# Christmas Gift from My Momma!!



## gilpnh1 (Nov 11, 2013)

I helped her finish up her craft room and go through the storage shed last month.
75 never started
30 UFOs
I told her to go ahead and retire now. She's got enough projects to keep her busy until she dies.
I've "forbid" her from entering another quilt store, not sure how to enforce that though
Got this for Christmas. Soooo happy to have it
View attachment 19589


----------



## COSunflower (Dec 4, 2006)

BEAUTIFUL!!!! What a treasure!


----------



## CJ (May 10, 2002)

It's beautiful, how wonderful!


----------



## Katskitten (Aug 5, 2010)

Wow! That is beautiful. Was it one of her UFO's?  

Elaine


----------



## gilpnh1 (Nov 11, 2013)

Katskitten said:


> Wow! That is beautiful. Was it one of her UFO's?
> 
> Elaine



This was actually one in a stack of about 10 or so that we're finished, along with 20 others (not in the original count) that needed bonded and or quilted. She takes about 1/2 of her quilts to the Amish community nearby and has them quilted reasonably.
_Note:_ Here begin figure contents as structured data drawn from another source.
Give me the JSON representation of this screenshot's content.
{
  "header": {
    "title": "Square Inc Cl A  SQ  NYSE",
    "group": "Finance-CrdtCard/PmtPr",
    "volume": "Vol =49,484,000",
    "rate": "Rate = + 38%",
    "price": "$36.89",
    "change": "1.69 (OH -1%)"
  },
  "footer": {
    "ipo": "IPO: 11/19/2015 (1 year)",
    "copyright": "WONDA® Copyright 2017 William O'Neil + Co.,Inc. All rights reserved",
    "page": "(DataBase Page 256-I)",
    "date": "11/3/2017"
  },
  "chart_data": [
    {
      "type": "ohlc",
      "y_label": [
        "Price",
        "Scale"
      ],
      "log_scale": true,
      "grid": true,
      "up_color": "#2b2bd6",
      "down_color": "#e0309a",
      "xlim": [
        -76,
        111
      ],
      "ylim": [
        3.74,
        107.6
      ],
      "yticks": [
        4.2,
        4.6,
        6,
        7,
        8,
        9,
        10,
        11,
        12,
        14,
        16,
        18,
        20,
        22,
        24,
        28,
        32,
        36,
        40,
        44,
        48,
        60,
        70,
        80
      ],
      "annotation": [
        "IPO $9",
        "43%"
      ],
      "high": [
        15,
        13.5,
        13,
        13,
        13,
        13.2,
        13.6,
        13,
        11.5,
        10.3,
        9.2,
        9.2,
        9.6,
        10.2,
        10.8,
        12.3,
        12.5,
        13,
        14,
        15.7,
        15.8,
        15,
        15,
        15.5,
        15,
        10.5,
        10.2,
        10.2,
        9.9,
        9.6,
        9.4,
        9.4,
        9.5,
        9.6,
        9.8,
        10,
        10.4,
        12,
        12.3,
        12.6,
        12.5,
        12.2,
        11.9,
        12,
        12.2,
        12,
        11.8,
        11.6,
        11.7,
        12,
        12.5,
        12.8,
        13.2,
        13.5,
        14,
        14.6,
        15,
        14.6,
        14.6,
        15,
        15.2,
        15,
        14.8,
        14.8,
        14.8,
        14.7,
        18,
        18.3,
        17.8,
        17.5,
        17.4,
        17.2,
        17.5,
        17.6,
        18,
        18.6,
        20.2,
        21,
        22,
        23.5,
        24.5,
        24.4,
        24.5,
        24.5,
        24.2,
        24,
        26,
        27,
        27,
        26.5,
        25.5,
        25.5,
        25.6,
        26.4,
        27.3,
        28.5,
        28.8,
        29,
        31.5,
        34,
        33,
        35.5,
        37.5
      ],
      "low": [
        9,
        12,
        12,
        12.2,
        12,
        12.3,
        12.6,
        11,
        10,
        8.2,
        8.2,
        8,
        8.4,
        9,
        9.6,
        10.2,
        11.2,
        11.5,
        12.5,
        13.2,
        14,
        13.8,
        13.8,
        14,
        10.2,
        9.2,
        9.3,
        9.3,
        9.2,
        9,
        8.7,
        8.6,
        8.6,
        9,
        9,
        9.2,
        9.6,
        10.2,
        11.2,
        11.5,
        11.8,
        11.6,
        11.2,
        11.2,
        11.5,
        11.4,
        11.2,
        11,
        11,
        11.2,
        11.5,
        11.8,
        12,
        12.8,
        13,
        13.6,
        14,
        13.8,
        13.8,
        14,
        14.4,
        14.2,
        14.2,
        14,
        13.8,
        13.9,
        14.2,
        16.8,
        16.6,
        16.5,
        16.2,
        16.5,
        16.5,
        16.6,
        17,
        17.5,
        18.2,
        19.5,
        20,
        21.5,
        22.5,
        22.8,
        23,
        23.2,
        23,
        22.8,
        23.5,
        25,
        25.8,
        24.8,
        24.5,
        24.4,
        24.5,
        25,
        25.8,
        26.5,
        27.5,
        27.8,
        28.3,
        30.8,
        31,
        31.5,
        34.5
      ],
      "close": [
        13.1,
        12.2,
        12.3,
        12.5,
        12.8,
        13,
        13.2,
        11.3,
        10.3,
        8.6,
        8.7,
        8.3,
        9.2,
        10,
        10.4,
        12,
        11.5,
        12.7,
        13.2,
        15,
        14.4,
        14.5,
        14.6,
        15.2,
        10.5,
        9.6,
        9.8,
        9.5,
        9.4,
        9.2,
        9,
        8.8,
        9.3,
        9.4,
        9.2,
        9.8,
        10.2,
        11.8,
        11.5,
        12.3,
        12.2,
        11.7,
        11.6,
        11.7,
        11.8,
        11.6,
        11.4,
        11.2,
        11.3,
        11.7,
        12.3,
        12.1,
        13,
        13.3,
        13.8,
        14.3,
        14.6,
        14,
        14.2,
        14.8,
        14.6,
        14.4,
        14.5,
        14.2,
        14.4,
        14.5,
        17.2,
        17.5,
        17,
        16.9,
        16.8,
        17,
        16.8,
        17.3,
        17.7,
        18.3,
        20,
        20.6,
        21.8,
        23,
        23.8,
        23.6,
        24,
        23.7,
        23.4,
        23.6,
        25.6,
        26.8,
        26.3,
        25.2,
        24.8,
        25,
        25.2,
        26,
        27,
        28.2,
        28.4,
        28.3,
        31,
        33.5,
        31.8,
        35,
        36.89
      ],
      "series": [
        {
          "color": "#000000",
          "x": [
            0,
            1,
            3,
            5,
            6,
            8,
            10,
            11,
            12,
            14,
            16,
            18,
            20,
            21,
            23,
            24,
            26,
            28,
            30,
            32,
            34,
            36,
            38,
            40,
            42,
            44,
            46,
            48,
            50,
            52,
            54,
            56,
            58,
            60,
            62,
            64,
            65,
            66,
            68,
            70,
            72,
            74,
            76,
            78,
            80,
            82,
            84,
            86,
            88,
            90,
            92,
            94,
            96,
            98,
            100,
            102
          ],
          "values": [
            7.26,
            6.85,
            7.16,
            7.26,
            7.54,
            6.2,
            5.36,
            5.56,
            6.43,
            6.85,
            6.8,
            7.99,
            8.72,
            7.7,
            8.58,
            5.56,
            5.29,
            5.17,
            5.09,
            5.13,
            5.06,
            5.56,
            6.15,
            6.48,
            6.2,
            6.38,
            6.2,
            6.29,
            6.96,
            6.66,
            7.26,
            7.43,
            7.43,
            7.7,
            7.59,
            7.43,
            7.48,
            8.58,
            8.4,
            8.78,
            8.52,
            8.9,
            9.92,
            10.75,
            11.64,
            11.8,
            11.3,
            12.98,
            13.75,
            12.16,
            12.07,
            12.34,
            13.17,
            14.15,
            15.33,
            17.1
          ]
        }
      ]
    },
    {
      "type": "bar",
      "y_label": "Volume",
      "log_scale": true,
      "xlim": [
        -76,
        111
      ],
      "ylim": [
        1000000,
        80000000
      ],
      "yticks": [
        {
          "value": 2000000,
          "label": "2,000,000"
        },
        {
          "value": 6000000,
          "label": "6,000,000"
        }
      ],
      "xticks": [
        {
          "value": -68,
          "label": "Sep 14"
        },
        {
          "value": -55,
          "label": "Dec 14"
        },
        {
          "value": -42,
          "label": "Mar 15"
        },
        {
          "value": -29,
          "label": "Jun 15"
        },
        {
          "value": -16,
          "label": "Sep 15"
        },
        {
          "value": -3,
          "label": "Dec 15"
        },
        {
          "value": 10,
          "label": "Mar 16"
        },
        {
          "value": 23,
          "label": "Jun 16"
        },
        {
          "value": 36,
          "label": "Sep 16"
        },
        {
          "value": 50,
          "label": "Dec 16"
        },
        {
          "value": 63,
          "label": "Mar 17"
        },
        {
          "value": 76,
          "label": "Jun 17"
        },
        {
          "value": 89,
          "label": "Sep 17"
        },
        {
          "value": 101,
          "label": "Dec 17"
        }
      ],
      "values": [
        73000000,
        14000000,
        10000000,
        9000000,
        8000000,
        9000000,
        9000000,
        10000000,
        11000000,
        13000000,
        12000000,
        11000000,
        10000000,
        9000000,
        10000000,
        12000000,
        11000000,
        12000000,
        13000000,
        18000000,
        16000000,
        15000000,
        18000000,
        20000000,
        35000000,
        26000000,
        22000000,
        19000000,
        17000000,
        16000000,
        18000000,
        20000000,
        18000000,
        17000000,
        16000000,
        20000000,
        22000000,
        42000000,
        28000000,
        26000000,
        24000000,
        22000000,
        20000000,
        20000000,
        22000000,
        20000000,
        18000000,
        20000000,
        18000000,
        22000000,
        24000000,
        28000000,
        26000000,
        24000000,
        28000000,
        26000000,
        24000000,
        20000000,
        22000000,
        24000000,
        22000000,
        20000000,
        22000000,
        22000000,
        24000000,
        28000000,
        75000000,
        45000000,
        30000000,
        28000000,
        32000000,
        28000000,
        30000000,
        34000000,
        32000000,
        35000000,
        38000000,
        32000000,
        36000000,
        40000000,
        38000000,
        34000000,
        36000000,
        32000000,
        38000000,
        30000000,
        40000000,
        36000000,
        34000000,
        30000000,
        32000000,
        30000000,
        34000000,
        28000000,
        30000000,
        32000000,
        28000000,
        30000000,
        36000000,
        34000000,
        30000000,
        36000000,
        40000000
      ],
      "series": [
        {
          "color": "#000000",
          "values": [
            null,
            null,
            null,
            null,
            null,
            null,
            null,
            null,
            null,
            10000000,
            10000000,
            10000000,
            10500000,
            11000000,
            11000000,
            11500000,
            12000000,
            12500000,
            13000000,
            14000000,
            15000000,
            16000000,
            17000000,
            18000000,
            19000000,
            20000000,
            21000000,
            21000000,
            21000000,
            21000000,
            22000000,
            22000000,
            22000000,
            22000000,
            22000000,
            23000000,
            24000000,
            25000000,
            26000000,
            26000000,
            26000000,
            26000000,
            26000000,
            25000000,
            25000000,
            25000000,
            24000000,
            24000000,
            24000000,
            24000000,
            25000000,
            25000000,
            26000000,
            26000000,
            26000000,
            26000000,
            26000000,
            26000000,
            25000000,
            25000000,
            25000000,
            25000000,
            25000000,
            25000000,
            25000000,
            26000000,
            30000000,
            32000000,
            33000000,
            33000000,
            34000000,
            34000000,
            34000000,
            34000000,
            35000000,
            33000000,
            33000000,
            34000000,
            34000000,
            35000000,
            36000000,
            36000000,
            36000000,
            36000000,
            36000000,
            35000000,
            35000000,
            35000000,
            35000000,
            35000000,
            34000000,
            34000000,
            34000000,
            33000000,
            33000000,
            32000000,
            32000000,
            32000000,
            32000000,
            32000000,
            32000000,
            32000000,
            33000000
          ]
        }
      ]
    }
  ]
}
She's all about the blocks!!


----------



## PonderosaQ (Jan 12, 2004)

What a lovely gift.


----------



## FairviewFarm (Sep 16, 2003)

A wonderful gift.


----------



## Texasdirtdigger (Jan 17, 2010)

Awsome!! Good for you!!!


----------



## Tinker (Apr 5, 2004)

What a beautiful gift--something you will treasure forever.


----------



## Mrs. Thankful (Dec 4, 2013)

Beautiful gift and a precious treasure!


----------



## bopeep (Apr 2, 2007)

Beautiful.........

bopeep


----------